Eric Whaul, who has held various marketing positions with the Demerara Tobacco Company, the Guyana National Newspapers Ltd and Singers told Stabroek Business in an interview earlier this week that some of the major companies in Guyana were guilty of not applying marketing effectively as a means of selling their goods and services. Whaul told Stabroek Business that some companies had grown accustomed to “sporadic initiatives” that sought to employ their marketing staff “only when they have a problem selling a product”. Whaul said he believed local businesses had a greater chance of commercial success if they understood that marketing “is not about fire-fighting. It is about the constant application of a tool that is integral to the day-to-day operation of a business enterprise.”
According to Whaul, the failure by some big local companies to locate their marketing personnel in positions of “real authority” with their organizations may well have to do with deficiencies at the level of the human resources departments of those companies. “They are the people who are responsible for recruitment. Whaul said part of the role of human resources functionaries was to ensure that recruitment took account of the needs of the organization. He said that in far too many cases there was tendency either to overlook the role that marketing plays or to place marketing close to the bottom of the scale of priorities.
Whaul told Stabroek Business that he believed marketing was linked not only to maximizing the sale of goods and services but also to ensuring that customer expectations were met. He said he believed this was particularly so in an consumer environment where there was a high degree of suspicion about the quality of some products available on the local market. “Where the perception exists that the quality of goods is questionable, marketing strategies aimed at selling those goods are unlikely to succeed since these are competing against strongly-held views though this does not always hold true since some consumers tend to make purchases based on price rather than quality,” Whaul said.
The former Singers marketing manager said he hopes to use his experience in the field to “create a new appreciation of the role that marketing plays in the business sector.”
Meanwhile, he said, there have been signs that some categories of business houses are beginning to become more aware of the need to market themselves. “This tendency is reflecting itself particularly among the commercial banks and other lending institutions. Banks are clearly becoming more aggressive in their marketing and are seeking to make themselves more attractive to the public,” he said.

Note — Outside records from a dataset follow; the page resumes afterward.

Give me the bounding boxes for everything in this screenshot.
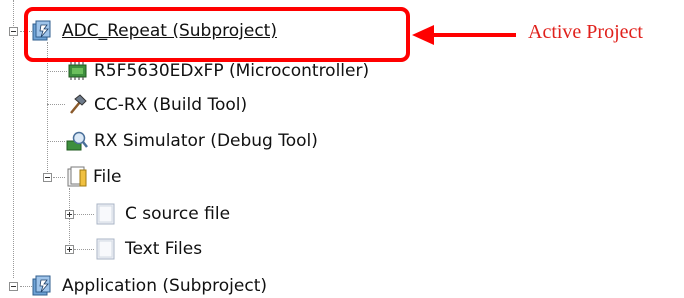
collapse-toggle-adc-repeat[interactable] <box>9 27 18 36</box>
tree-line <box>47 141 65 142</box>
tree-line <box>47 104 65 105</box>
tree-node-file[interactable]: File <box>66 163 166 189</box>
active-project-highlight <box>24 7 410 62</box>
arrow-left-icon <box>412 25 516 45</box>
file-folder-icon <box>67 166 87 187</box>
microcontroller-chip-icon <box>68 62 87 80</box>
node-label: C source file <box>125 204 231 224</box>
tree-node-c-source-file[interactable]: C source file <box>94 200 294 226</box>
tree-line <box>47 42 48 176</box>
tree-line <box>20 286 32 287</box>
tree-node-application-subproject[interactable]: Application (Subproject) <box>32 272 342 298</box>
node-label: CC-RX (Build Tool) <box>94 95 248 115</box>
expand-toggle-c-source-file[interactable] <box>65 210 74 219</box>
node-label: R5F5630EDxFP (Microcontroller) <box>94 61 370 81</box>
node-label: File <box>93 167 122 187</box>
active-project-annotation: Active Project <box>528 21 643 43</box>
collapse-toggle-application[interactable] <box>9 282 18 291</box>
subproject-icon <box>32 275 51 296</box>
tree-line <box>47 71 67 72</box>
tree-node-build-tool[interactable]: CC-RX (Build Tool) <box>66 91 286 117</box>
tree-line <box>74 214 94 215</box>
tree-node-text-files[interactable]: Text Files <box>94 235 274 261</box>
category-folder-icon <box>96 203 115 225</box>
expand-toggle-text-files[interactable] <box>65 245 74 254</box>
simulator-magnifier-icon <box>66 131 88 151</box>
tree-node-debug-tool[interactable]: RX Simulator (Debug Tool) <box>66 127 356 153</box>
project-tree: ADC_Repeat (Subproject) R5F5630EDxFP (Mi… <box>0 0 684 296</box>
node-label: RX Simulator (Debug Tool) <box>94 131 318 151</box>
node-label: Text Files <box>125 239 203 259</box>
tree-line <box>53 177 65 178</box>
node-label: Application (Subproject) <box>62 276 268 296</box>
tree-line <box>74 249 94 250</box>
tree-line <box>13 0 14 278</box>
category-folder-icon <box>96 238 115 260</box>
collapse-toggle-file[interactable] <box>43 173 52 182</box>
hammer-icon <box>70 94 87 114</box>
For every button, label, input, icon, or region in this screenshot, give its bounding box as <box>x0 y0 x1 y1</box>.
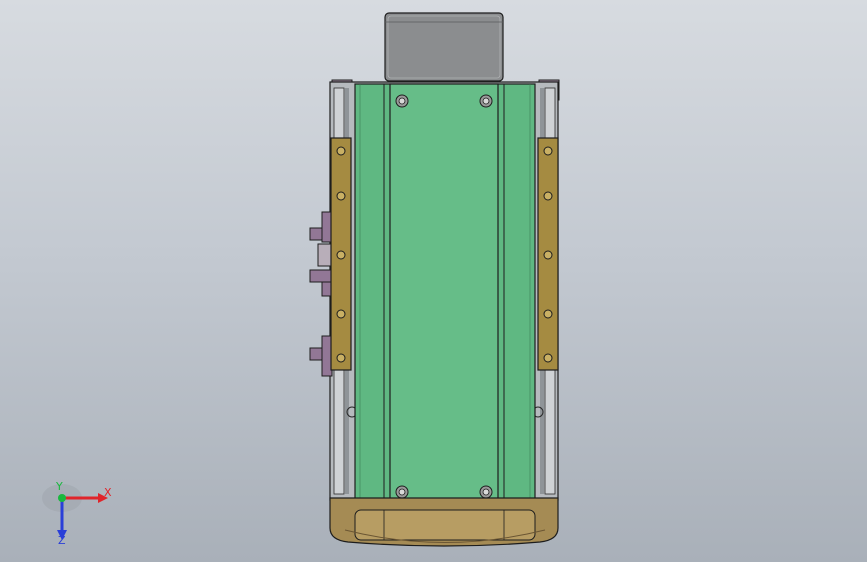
right-slide-bar[interactable] <box>537 137 559 371</box>
motor-housing[interactable] <box>384 12 504 82</box>
y-axis-dot <box>58 494 66 502</box>
cad-model-linear-module[interactable] <box>0 0 867 562</box>
y-axis-label: Y <box>55 480 63 493</box>
left-slide-bar[interactable] <box>330 137 352 371</box>
orientation-triad: X Y Z <box>42 480 112 547</box>
bottom-end-cap[interactable] <box>329 497 559 547</box>
z-axis-label: Z <box>58 534 66 547</box>
3d-viewport[interactable]: X Y Z <box>0 0 867 562</box>
belt-cover[interactable] <box>354 83 536 513</box>
left-mounting-brackets[interactable] <box>309 211 333 377</box>
x-axis-label: X <box>104 486 112 499</box>
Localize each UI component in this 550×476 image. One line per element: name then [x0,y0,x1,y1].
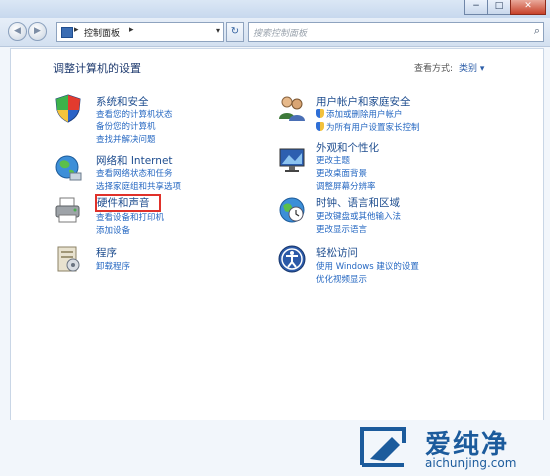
search-input[interactable]: 搜索控制面板 ⌕ [248,22,544,42]
watermark-url: aichunjing.com [425,456,517,470]
search-placeholder: 搜索控制面板 [253,29,308,39]
breadcrumb-control-panel[interactable]: 控制面板 [84,26,120,39]
link-adjust-resolution[interactable]: 调整屏幕分辨率 [316,180,376,192]
link-backup-computer[interactable]: 备份您的计算机 [96,120,156,132]
link-windows-suggested-settings[interactable]: 使用 Windows 建议的设置 [316,260,419,272]
link-add-device[interactable]: 添加设备 [96,224,130,236]
ease-of-access-icon[interactable] [277,244,307,274]
link-optimize-visual-display[interactable]: 优化视频显示 [316,273,367,285]
back-button[interactable]: ◀ [8,22,27,41]
category-appearance-personalization[interactable]: 外观和个性化 [316,140,379,155]
category-hardware-sound[interactable]: 硬件和声音 [97,195,150,210]
minimize-button[interactable]: − [464,0,488,15]
search-icon[interactable]: ⌕ [534,24,540,38]
shield-icon[interactable] [53,93,83,123]
control-panel-window: − □ ✕ ◀ ▶ ▸ 控制面板 ▸ ▾ ↻ 搜索控制面板 ⌕ 调整计算机的设置… [0,0,550,476]
category-clock-language-region[interactable]: 时钟、语言和区域 [316,195,400,210]
view-by-dropdown[interactable]: 类别 ▾ [459,61,484,74]
page-title: 调整计算机的设置 [53,62,141,75]
uac-shield-icon [316,109,324,118]
network-globe-icon[interactable] [53,153,83,183]
link-change-display-language[interactable]: 更改显示语言 [316,223,367,235]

Whaul’s new Company, Premium Services, seeks to offer its services to both the public and private sectors. “What we are seeking to do is to integrate marketing into business in a holistic way. We are, for example, seeking to help local businesses expand both their domestic and international markets. We have recruited a Chinese language specialist as part of our team because we have been following the trend of Chinese commercial expansion in the Caribbean,” Whaul said. “Apart from this we are looking at the business opportunities that are beginning to open up in South America and seeking to provide businesses seeking to take advantage of opportunities with the kind of marketing advice that could gain them access to those markets.”